I can understand why breastfeeding advocates are so upset about the BMJ paper. They are worried about promotion of infant formulas as substitutes for breast milk, especially in developing countries. Infant formulas can be adequate, if not perfect, substitutes for breast milk under conditions where they can be properly diluted and refrigerated. When those conditions are impossible, as is the case in many low-income areas, formulas can become contaminated with harmful bacteria. Use of infant formulas has a long history of association with infant illness and death (I wrote about this in Food Politics).
Formula companies did and continue to promote their products as convenient—and preferable—substitutes for breast feeding.
As it turns out, several of the authors of the BMJ commentary consult for formula companies.
Those authors vehemently deny that their ties to formula companies influence their opinions. That may or may not be so, but such ties strongly correlate with research results and opinions favorable to the corporate ally.
In the United States, pediatricians strongly advocate breastfeeding, but flexibly. In 1997, the American Academy of Pediatrics (AAP) policy statement said.

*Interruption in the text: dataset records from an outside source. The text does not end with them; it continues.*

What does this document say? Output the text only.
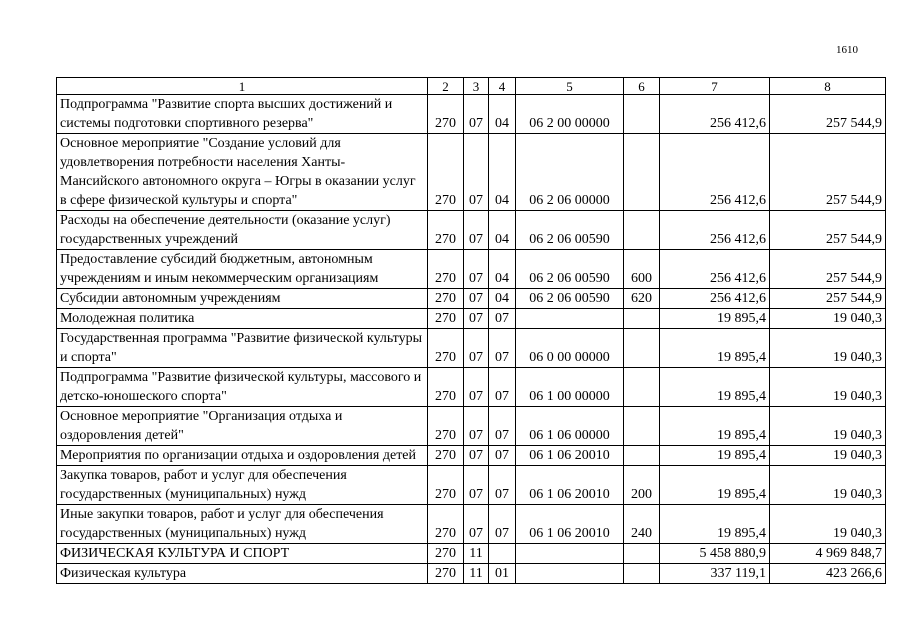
1610
1	2	3	4	5	6	7	8
Подпрограмма "Развитие спорта высших достижений и системы подготовки спортивного резерва"	270	07	04	06 2 00 00000		256 412,6	257 544,9
Основное мероприятие "Создание условий для удовлетворения потребности населения Ханты-Мансийского автономного округа – Югры в оказании услуг в сфере физической культуры и спорта"	270	07	04	06 2 06 00000		256 412,6	257 544,9
Расходы на обеспечение деятельности (оказание услуг) государственных учреждений	270	07	04	06 2 06 00590		256 412,6	257 544,9
Предоставление субсидий бюджетным, автономным учреждениям и иным некоммерческим организациям	270	07	04	06 2 06 00590	600	256 412,6	257 544,9
Субсидии автономным учреждениям	270	07	04	06 2 06 00590	620	256 412,6	257 544,9
Молодежная политика	270	07	07			19 895,4	19 040,3
Государственная программа "Развитие физической культуры и спорта"	270	07	07	06 0 00 00000		19 895,4	19 040,3
Подпрограмма "Развитие физической культуры, массового и детско-юношеского спорта"	270	07	07	06 1 00 00000		19 895,4	19 040,3
Основное мероприятие "Организация отдыха и оздоровления детей"	270	07	07	06 1 06 00000		19 895,4	19 040,3
Мероприятия по организации отдыха и оздоровления детей	270	07	07	06 1 06 20010		19 895,4	19 040,3
Закупка товаров, работ и услуг для обеспечения государственных (муниципальных) нужд	270	07	07	06 1 06 20010	200	19 895,4	19 040,3
Иные закупки товаров, работ и услуг для обеспечения государственных (муниципальных) нужд	270	07	07	06 1 06 20010	240	19 895,4	19 040,3
ФИЗИЧЕСКАЯ КУЛЬТУРА И СПОРТ	270	11				5 458 880,9	4 969 848,7
Физическая культура	270	11	01			337 119,1	423 266,6
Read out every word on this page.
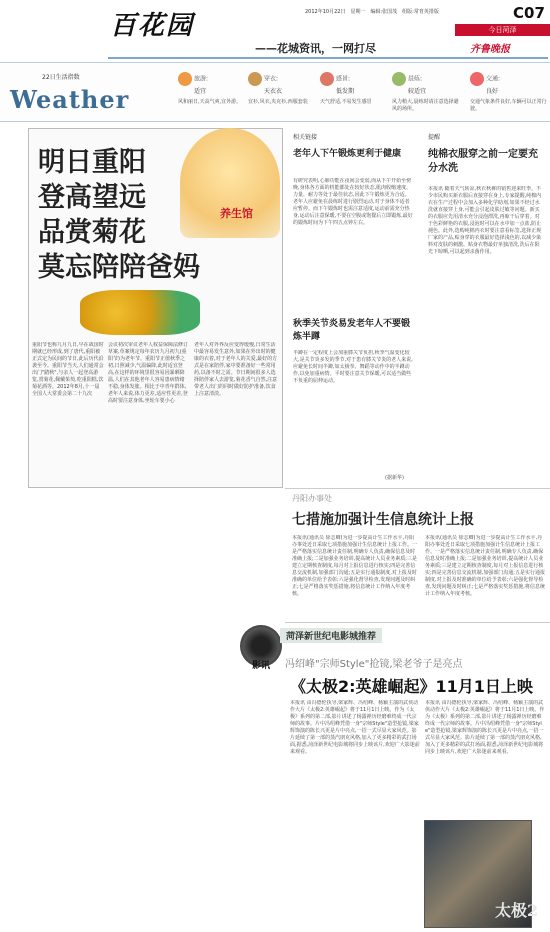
百花园
——花城资讯，一网打尽
2012年10月22日　星期一　编辑:张国茂　组版:常育英排版	C07
今日菏泽
齐鲁晚报
22日生活指数
Weather
旅游:
适宜
风和丽日,天高气爽,宜外游。
穿衣:
天衣衣
宜衫,风衣,夹克衫,西服套装
感冒:
低发期
天气舒适,不易发生感冒
晨练:
较适宜
风力稍大,晨练时请注意选择避风的场所。
交通:
良好
交通气象条件良好,车辆可以正常行驶。
养生馆
明日重阳
登高望远
品赏菊花
莫忘陪陪爸妈
重阳节也称九月九日,早在战国时期就已经形成,到了唐代,重阳被正式定为民间的节日,此后历代沿袭至今。重阳节当天,人们通常会出门"踏秋",与亲人一起登高游览,赏菊花,佩戴茱萸,吃重阳糕,饮菊花酒等。2012年8月,十一届全国人大常委会第二十九次
会议初次审议老年人权益保障法修订草案,草案规定每年农历九月初九(重阳节)为老年节。重阳节正值秋季之初,日照减少,气温偏降,此时适宜登高,在这样的环境里很容易因暴晒降温,人们在其他老年人容易患病情绪不稳,身体发胀。相比于中青年群体,老年人来说,体力更差,适应性更差,登高时要注意身体,坐轮车要小心
老年人对外界反应变得缓慢,日常生活中最容易发生意外,如果在外出时的健康的衣着,对于老年人的关爱,最好的方式是在家陪伴,家中要准备好一些常用药,以备不时之需。节日期间很多人选择陪伴家人去游览,菊花香气自然,注意带老人出门的同时做好防护准备,饮食上注意清淡。
相关链接
老年人下午锻炼更利于健康
有研究表明,心肺功能在夜间会变弱,而从下午开始至傍晚,身体各方面的机能都处在较好状态,肌肉收缩速度、力量、耐力等处于最佳状态,因此下午锻炼更为合适。老年人应避免在晨练时进行剧烈运动,对于身体不适者应暂停。而下午锻炼时也需注意适度,运动前需充分热身,运动后注意保暖,不要在空腹或饱餐后立即锻炼,最好的锻炼时间为下午四五点钟左右。
秋季关节炎易发老年人不要锻炼半蹲
半蹲在一定程度上会加重膝关节负担,秋季气温变化较大,是关节炎多发的季节,对于患有膝关节炎的老人来说,应避免长时间半蹲,如太极拳、舞蹈等动作中的半蹲动作,以免加重病情。平时要注意关节保暖,可以适当做些不负重的屈伸运动。
(据新华)
提醒
纯棉衣服穿之前一定要充分水洗
本报讯 随着天气转凉,秋衣秋裤的销售迎来旺季。不少市民购买新衣服后直接穿在身上,专家提醒,纯棉内衣在生产过程中会加入多种化学助剂,如果不经过水洗就直接穿上身,可能会引起皮肤过敏等问题。新买的衣服应先用清水充分浸泡漂洗,再晾干后穿着。对于色彩鲜艳的衣服,浸泡时可以在水中加一点盐,防止褪色。此外,选购纯棉内衣时要注意看标签,选择正规厂家的产品,贴身穿的衣服最好选择浅色的,以减少染料对皮肤的刺激。贴身衣物最好单独清洗,洗后在阳光下晾晒,可以起到杀菌作用。
丹阳办事处
七措施加强计生信息统计上报
本报讯(通讯员 徐志卿)为进一步提高计生工作水平,丹阳办事处近日采取七项措施加强计生信息统计上报工作。一是严格落实信息统计责任制,明确专人负责,确保信息及时准确上报;二是加强业务培训,提高统计人员业务素质;三是建立定期核查制度,每月对上报信息进行核实;四是完善信息交流机制,加强部门沟通;五是实行通报制度,对上报及时准确的单位给予表彰;六是强化督导检查,发现问题及时纠正;七是严格落实奖惩措施,将信息统计工作纳入年度考核。
本报讯(通讯员 徐志卿)为进一步提高计生工作水平,丹阳办事处近日采取七项措施加强计生信息统计上报工作。一是严格落实信息统计责任制,明确专人负责,确保信息及时准确上报;二是加强业务培训,提高统计人员业务素质;三是建立定期核查制度,每月对上报信息进行核实;四是完善信息交流机制,加强部门沟通;五是实行通报制度,对上报及时准确的单位给予表彰;六是强化督导检查,发现问题及时纠正;七是严格落实奖惩措施,将信息统计工作纳入年度考核。
影讯
菏泽新世纪电影城推荐
冯绍峰"宗师Style"抢镜,梁老爷子是亮点
《太极2:英雄崛起》11月1日上映
本报讯 由冯德伦执导,梁家辉、冯绍峰、杨颖主演的武侠动作大片《太极2:英雄崛起》将于11月1日上映。作为《太极》系列的第二部,影片讲述了杨露禅历经磨难终成一代宗师的故事。片中冯绍峰凭借一身"宗师Style"造型抢镜,梁家辉饰演的陈长兴更是片中亮点,一招一式尽显大家风范。影片延续了第一部的蒸汽朋克风格,加入了更多精彩的武打场面,据悉,菏泽新世纪电影城将同步上映该片,欢迎广大影迷前来观看。
本报讯 由冯德伦执导,梁家辉、冯绍峰、杨颖主演的武侠动作大片《太极2:英雄崛起》将于11月1日上映。作为《太极》系列的第二部,影片讲述了杨露禅历经磨难终成一代宗师的故事。片中冯绍峰凭借一身"宗师Style"造型抢镜,梁家辉饰演的陈长兴更是片中亮点,一招一式尽显大家风范。影片延续了第一部的蒸汽朋克风格,加入了更多精彩的武打场面,据悉,菏泽新世纪电影城将同步上映该片,欢迎广大影迷前来观看。
太极2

Exclusive breastfeeding is sufficient to support optimal growth and development for approximately the first 6 months of life and provides continuing protection against diarrhea and respiratory tract infection….Complementary foods rich in iron should be introduced gradually beginning around 6 months of age.
But the AAP noted,
Unique needs or feeding behaviors of individual infants may indicate a need for introduction of complementary foods as early as 4 months of age, whereas other infants may not be ready to accept other foods until approximately 8 months of age.
As any parent of more than one child can tell you, babies differ. Some are happy with exclusive breastfeeding. Others want solid foods the instant they learn how to swallow.
The new commentary isn’t wrong, exactly, although it says nothing new.
It just isn’t helpful. And that’s reason enough to be upset about it.